Eg 2 – There is no data presented to suggest that a 2 cm margin should be the goal and given the small number of patients (3 of which had recurrence) it would be hard to draw such a conclusion. Similarly – while your patients did not have identifiable tumor in the “normal appearing” gyn structures – 6 patients who have mixed results is a limited data set upon which to make the conclusion that hysterectomy can be omitted. Given the rarity of this condition it would seem more likely that a surgeon would encounter uterine disease with extra-uterine metastasis, than isolate extra-uterine disease – therefore it would seem more likely that if the hysterectomy was omitted that disease would be left behind. Remember, this series is selected for having abdominal wall disease in the known absence of other disease – which would not be the case prospectively.

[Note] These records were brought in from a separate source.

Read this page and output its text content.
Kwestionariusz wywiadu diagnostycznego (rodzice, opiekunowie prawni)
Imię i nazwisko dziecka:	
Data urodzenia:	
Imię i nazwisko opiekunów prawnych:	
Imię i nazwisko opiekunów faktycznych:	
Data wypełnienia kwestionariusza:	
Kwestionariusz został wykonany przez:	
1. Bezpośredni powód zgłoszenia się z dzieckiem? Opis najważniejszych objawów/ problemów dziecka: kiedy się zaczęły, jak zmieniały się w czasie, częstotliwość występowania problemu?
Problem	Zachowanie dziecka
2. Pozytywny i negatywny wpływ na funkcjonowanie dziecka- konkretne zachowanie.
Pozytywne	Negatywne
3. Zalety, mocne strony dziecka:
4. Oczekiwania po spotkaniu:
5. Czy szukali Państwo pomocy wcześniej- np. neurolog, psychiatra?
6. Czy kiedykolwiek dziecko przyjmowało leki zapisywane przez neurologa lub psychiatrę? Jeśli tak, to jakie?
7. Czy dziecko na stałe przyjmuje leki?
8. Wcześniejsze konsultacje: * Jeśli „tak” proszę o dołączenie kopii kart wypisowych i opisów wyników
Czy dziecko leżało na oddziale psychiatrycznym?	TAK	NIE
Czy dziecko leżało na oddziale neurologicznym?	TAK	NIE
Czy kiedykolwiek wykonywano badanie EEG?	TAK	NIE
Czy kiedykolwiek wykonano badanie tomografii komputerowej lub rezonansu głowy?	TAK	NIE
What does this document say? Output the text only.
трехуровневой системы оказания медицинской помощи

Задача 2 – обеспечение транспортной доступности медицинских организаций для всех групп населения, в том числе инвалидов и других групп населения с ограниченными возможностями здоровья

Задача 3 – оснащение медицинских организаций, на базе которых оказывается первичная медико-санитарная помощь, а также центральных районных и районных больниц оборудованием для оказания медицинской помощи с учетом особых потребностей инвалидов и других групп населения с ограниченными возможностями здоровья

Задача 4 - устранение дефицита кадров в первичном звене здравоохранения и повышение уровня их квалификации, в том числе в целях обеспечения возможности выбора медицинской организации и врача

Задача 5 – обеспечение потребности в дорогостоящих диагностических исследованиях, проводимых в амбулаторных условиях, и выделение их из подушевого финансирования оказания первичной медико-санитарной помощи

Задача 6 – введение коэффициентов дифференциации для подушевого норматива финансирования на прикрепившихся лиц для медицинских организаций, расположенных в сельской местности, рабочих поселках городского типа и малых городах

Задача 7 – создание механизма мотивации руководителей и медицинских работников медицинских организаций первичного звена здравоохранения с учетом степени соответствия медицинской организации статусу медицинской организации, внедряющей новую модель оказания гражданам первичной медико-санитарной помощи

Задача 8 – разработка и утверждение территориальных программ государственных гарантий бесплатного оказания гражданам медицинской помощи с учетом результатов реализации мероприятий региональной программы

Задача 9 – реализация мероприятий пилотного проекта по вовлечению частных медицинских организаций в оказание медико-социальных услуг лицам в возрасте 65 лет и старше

Response 1: Thank you for your comments. We have corrected the manuscript. (Please see page 1, line 26, lines 34-35; page 4, table 1; page 7, lines 20-21; page 10, lines 31-33, lines 39-40, lines 44-50; page 11, lines 31-34; page 14, figure 3; page 15, lines 3-5)

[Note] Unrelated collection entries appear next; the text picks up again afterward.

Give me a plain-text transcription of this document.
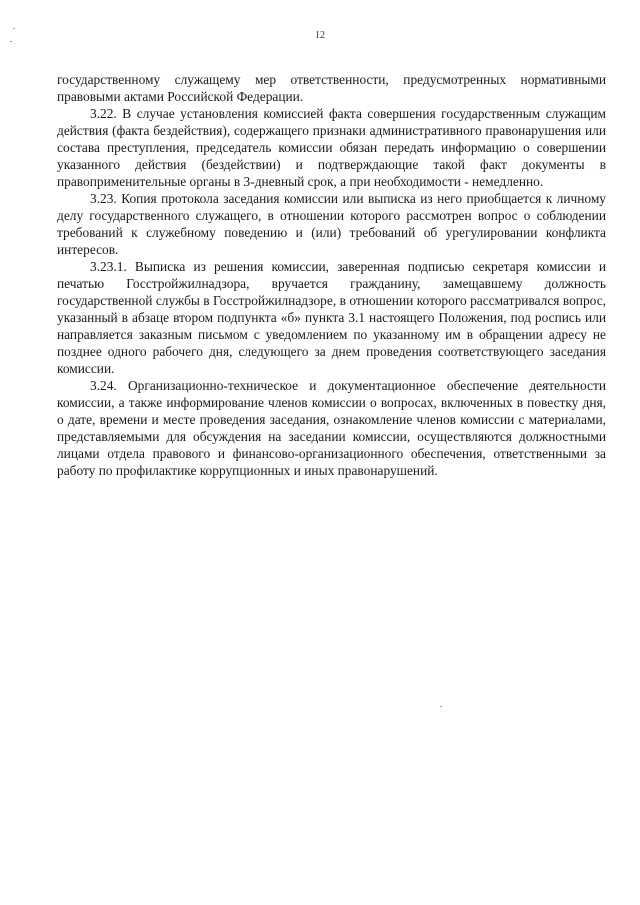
12

государственному служащему мер ответственности, предусмотренных нормативными правовыми актами Российской Федерации.

3.22. В случае установления комиссией факта совершения государственным служащим действия (факта бездействия), содержащего признаки административного правонарушения или состава преступления, председатель комиссии обязан передать информацию о совершении указанного действия (бездействии) и подтверждающие такой факт документы в правоприменительные органы в 3-дневный срок, а при необходимости - немедленно.

3.23. Копия протокола заседания комиссии или выписка из него приобщается к личному делу государственного служащего, в отношении которого рассмотрен вопрос о соблюдении требований к служебному поведению и (или) требований об урегулировании конфликта интересов.

3.23.1. Выписка из решения комиссии, заверенная подписью секретаря комиссии и печатью Госстройжилнадзора, вручается гражданину, замещавшему должность государственной службы в Госстройжилнадзоре, в отношении которого рассматривался вопрос, указанный в абзаце втором подпункта «б» пункта 3.1 настоящего Положения, под роспись или направляется заказным письмом с уведомлением по указанному им в обращении адресу не позднее одного рабочего дня, следующего за днем проведения соответствующего заседания комиссии.

3.24. Организационно-техническое и документационное обеспечение деятельности комиссии, а также информирование членов комиссии о вопросах, включенных в повестку дня, о дате, времени и месте проведения заседания, ознакомление членов комиссии с материалами, представляемыми для обсуждения на заседании комиссии, осуществляются должностными лицами отдела правового и финансово-организационного обеспечения, ответственными за работу по профилактике коррупционных и иных правонарушений.
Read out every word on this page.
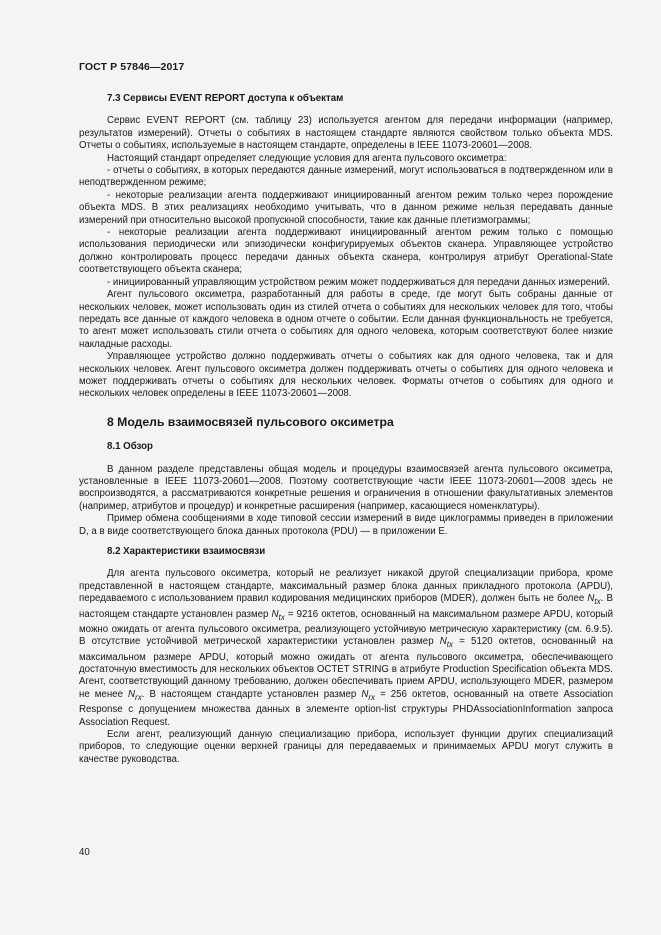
ГОСТ Р 57846—2017
7.3 Сервисы EVENT REPORT доступа к объектам

Сервис EVENT REPORT (см. таблицу 23) используется агентом для передачи информации (например, результатов измерений). Отчеты о событиях в настоящем стандарте являются свойством только объекта MDS. Отчеты о событиях, используемые в настоящем стандарте, определены в IEEE 11073-20601—2008.

Настоящий стандарт определяет следующие условия для агента пульсового оксиметра:

- отчеты о событиях, в которых передаются данные измерений, могут использоваться в подтвержденном или в неподтвержденном режиме;

- некоторые реализации агента поддерживают инициированный агентом режим только через порождение объекта MDS. В этих реализациях необходимо учитывать, что в данном режиме нельзя передавать данные измерений при относительно высокой пропускной способности, такие как данные плетизмограммы;

- некоторые реализации агента поддерживают инициированный агентом режим только с помощью использования периодически или эпизодически конфигурируемых объектов сканера. Управляющее устройство должно контролировать процесс передачи данных объекта сканера, контролируя атрибут Operational-State соответствующего объекта сканера;

- инициированный управляющим устройством режим может поддерживаться для передачи данных измерений.

Агент пульсового оксиметра, разработанный для работы в среде, где могут быть собраны данные от нескольких человек, может использовать один из стилей отчета о событиях для нескольких человек для того, чтобы передать все данные от каждого человека в одном отчете о событии. Если данная функциональность не требуется, то агент может использовать стили отчета о событиях для одного человека, которым соответствуют более низкие накладные расходы.

Управляющее устройство должно поддерживать отчеты о событиях как для одного человека, так и для нескольких человек. Агент пульсового оксиметра должен поддерживать отчеты о событиях для одного человека и может поддерживать отчеты о событиях для нескольких человек. Форматы отчетов о событиях для одного и нескольких человек определены в IEEE 11073-20601—2008.

8 Модель взаимосвязей пульсового оксиметра
8.1 Обзор

В данном разделе представлены общая модель и процедуры взаимосвязей агента пульсового оксиметра, установленные в IEEE 11073-20601—2008. Поэтому соответствующие части IEEE 11073-20601—2008 здесь не воспроизводятся, а рассматриваются конкретные решения и ограничения в отношении факультативных элементов (например, атрибутов и процедур) и конкретные расширения (например, касающиеся номенклатуры).

Пример обмена сообщениями в ходе типовой сессии измерений в виде циклограммы приведен в приложении D, а в виде соответствующего блока данных протокола (PDU) — в приложении Е.

8.2 Характеристики взаимосвязи

Для агента пульсового оксиметра, который не реализует никакой другой специализации прибора, кроме представленной в настоящем стандарте, максимальный размер блока данных прикладного протокола (APDU), передаваемого с использованием правил кодирования медицинских приборов (MDER), должен быть не более $N_{tx}$. В настоящем стандарте установлен размер $N_{tx} = 9216$ октетов, основанный на максимальном размере APDU, который можно ожидать от агента пульсового оксиметра, реализующего устойчивую метрическую характеристику (см. 6.9.5). В отсутствие устойчивой метрической характеристики установлен размер $N_{tx} = 5120$ октетов, основанный на максимальном размере APDU, который можно ожидать от агента пульсового оксиметра, обеспечивающего достаточную вместимость для нескольких объектов OCTET STRING в атрибуте Production Specification объекта MDS. Агент, соответствующий данному требованию, должен обеспечивать прием APDU, использующего MDER, размером не менее $N_{rx}$. В настоящем стандарте установлен размер $N_{rx} = 256$ октетов, основанный на ответе Association Response с допущением множества данных в элементе option-list структуры PHDAssociationInformation запроса Association Request.

Если агент, реализующий данную специализацию прибора, использует функции других специализаций приборов, то следующие оценки верхней границы для передаваемых и принимаемых APDU могут служить в качестве руководства.

40
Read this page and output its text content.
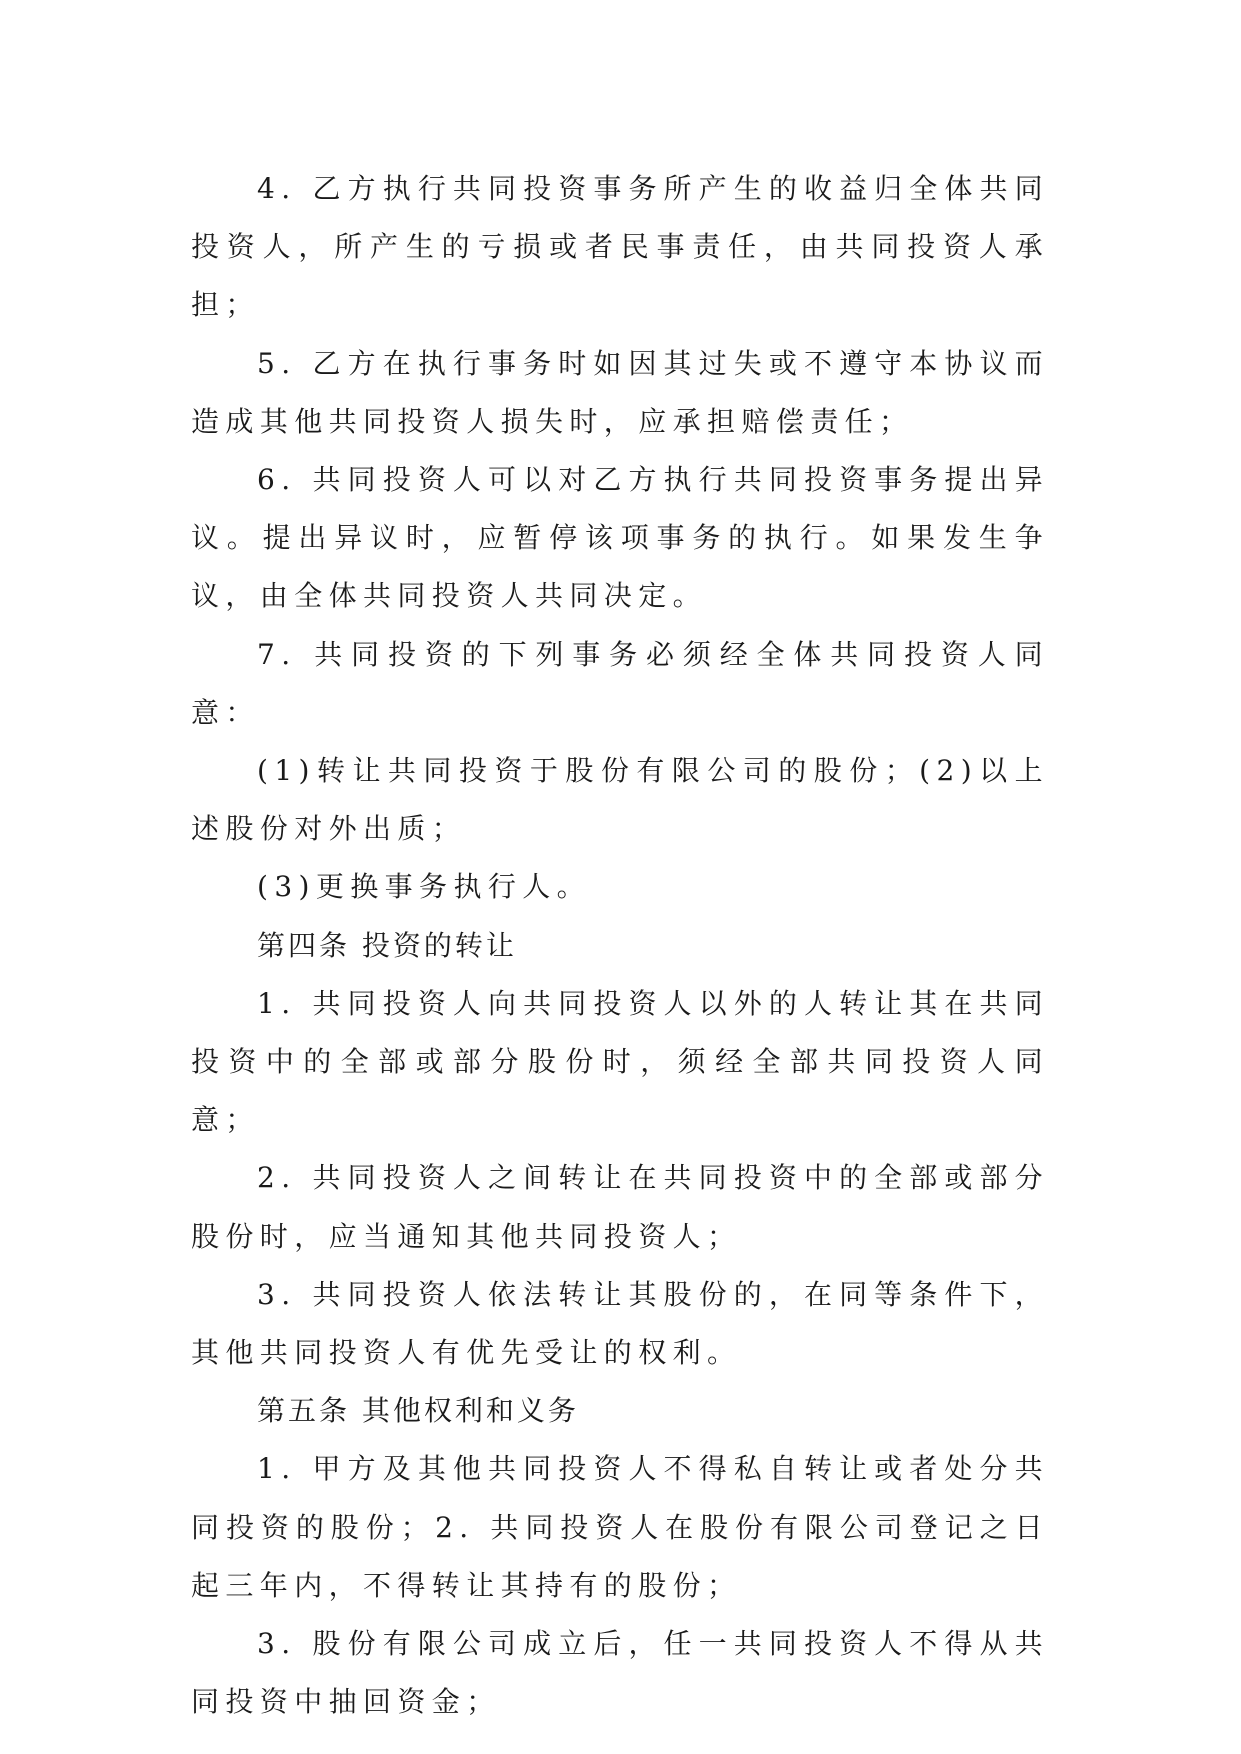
4. 乙方执行共同投资事务所产生的收益归全体共同投资人，所产生的亏损或者民事责任，由共同投资人承担；

5. 乙方在执行事务时如因其过失或不遵守本协议而造成其他共同投资人损失时，应承担赔偿责任；

6. 共同投资人可以对乙方执行共同投资事务提出异议。提出异议时，应暂停该项事务的执行。如果发生争议，由全体共同投资人共同决定。

7. 共同投资的下列事务必须经全体共同投资人同意：

(1)转让共同投资于股份有限公司的股份；(2)以上述股份对外出质；

(3)更换事务执行人。

第四条 投资的转让

1. 共同投资人向共同投资人以外的人转让其在共同投资中的全部或部分股份时，须经全部共同投资人同意；

2. 共同投资人之间转让在共同投资中的全部或部分股份时，应当通知其他共同投资人；

3. 共同投资人依法转让其股份的，在同等条件下，其他共同投资人有优先受让的权利。

第五条 其他权利和义务

1. 甲方及其他共同投资人不得私自转让或者处分共同投资的股份；2. 共同投资人在股份有限公司登记之日起三年内，不得转让其持有的股份；

3. 股份有限公司成立后，任一共同投资人不得从共同投资中抽回资金；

Point 2: Figure 4 suggests that observation is an option for these patients – but all patients who underwent observation ultimately recurred, while all patients who were NED had received some form of treatment. I do not think that even with the limited data you have that the option of observation is supported.

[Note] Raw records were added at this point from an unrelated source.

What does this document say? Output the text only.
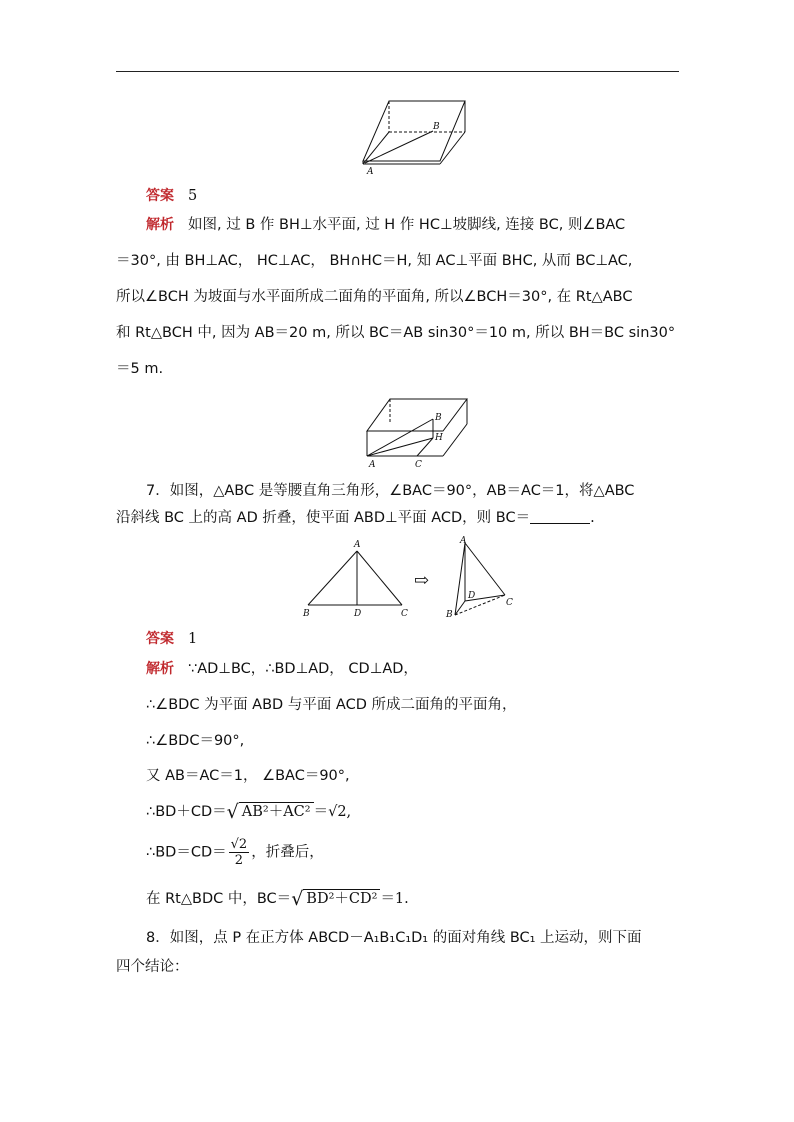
B
A
答案 5
解析 如图, 过 B 作 BH⊥水平面, 过 H 作 HC⊥坡脚线, 连接 BC, 则∠BAC
＝30°, 由 BH⊥AC， HC⊥AC， BH∩HC＝H, 知 AC⊥平面 BHC, 从而 BC⊥AC,
所以∠BCH 为坡面与水平面所成二面角的平面角, 所以∠BCH＝30°, 在 Rt△ABC
和 Rt△BCH 中, 因为 AB＝20 m, 所以 BC＝AB sin30°＝10 m, 所以 BH＝BC sin30°
＝5 m.
B
H
A	C
7．如图，△ABC 是等腰直角三角形，∠BAC＝90°，AB＝AC＝1，将△ABC
沿斜线 BC 上的高 AD 折叠，使平面 ABD⊥平面 ACD，则 BC＝	.
A
B	D	C
⇨
A
B
D
C
答案 1
解析 ∵AD⊥BC，∴BD⊥AD， CD⊥AD，
∴∠BDC 为平面 ABD 与平面 ACD 所成二面角的平面角，
∴∠BDC＝90°,
又 AB＝AC＝1， ∠BAC＝90°,
∴BD＋CD＝√ AB²＋AC² ＝√2,
∴BD＝CD＝ $\frac{√2}{2}$ ，折叠后，
在 Rt△BDC 中，BC＝√ BD²＋CD² ＝1.
8．如图，点 P 在正方体 ABCD－A₁B₁C₁D₁ 的面对角线 BC₁ 上运动，则下面
四个结论：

Response 2: Thank you for your comments. We have corrected the manuscript. (Please see page 1, line 36; page 11, lines 9-16; page 14, figure 3; page 15, lines 6-7)


Reviewer 2 Report

A table containing the information on : (1) how many cases had malignant tissues and endometriotic lesions within the tumor, (2) Histological features showing endometrial stroma/gland and the tumor or (3) Additional primary site(s) of tumor---may be better for understanding cases.   

Author Response

Response to Reviewer 2 Comments


Point 1: A table containing the information on:

(1) how many cases had malignant tissues and endometriotic lesions within the tumor, (2) histological features showing endometrial stroma/gland and the tumor or

(3) additional primary site(s) of tumor---may be better for understanding cases.

Response 1: Thank you for your comments. In table 1, there’s a column named “Co-existing endometriosis in abd. wall tumor”, that showed the presence of endometriotic lesion within the abdominal wall tumors in every case. Two more items: “Histological appearance showing endometrial stroma and glands in abd. wall tumor” and “Other primary tumor sites” have been added as your suggestions (Please see page 5, table 1).

Round  2

Reviewer 1 Report

The revisions have addressed my concerns and I think this manuscript merits publication.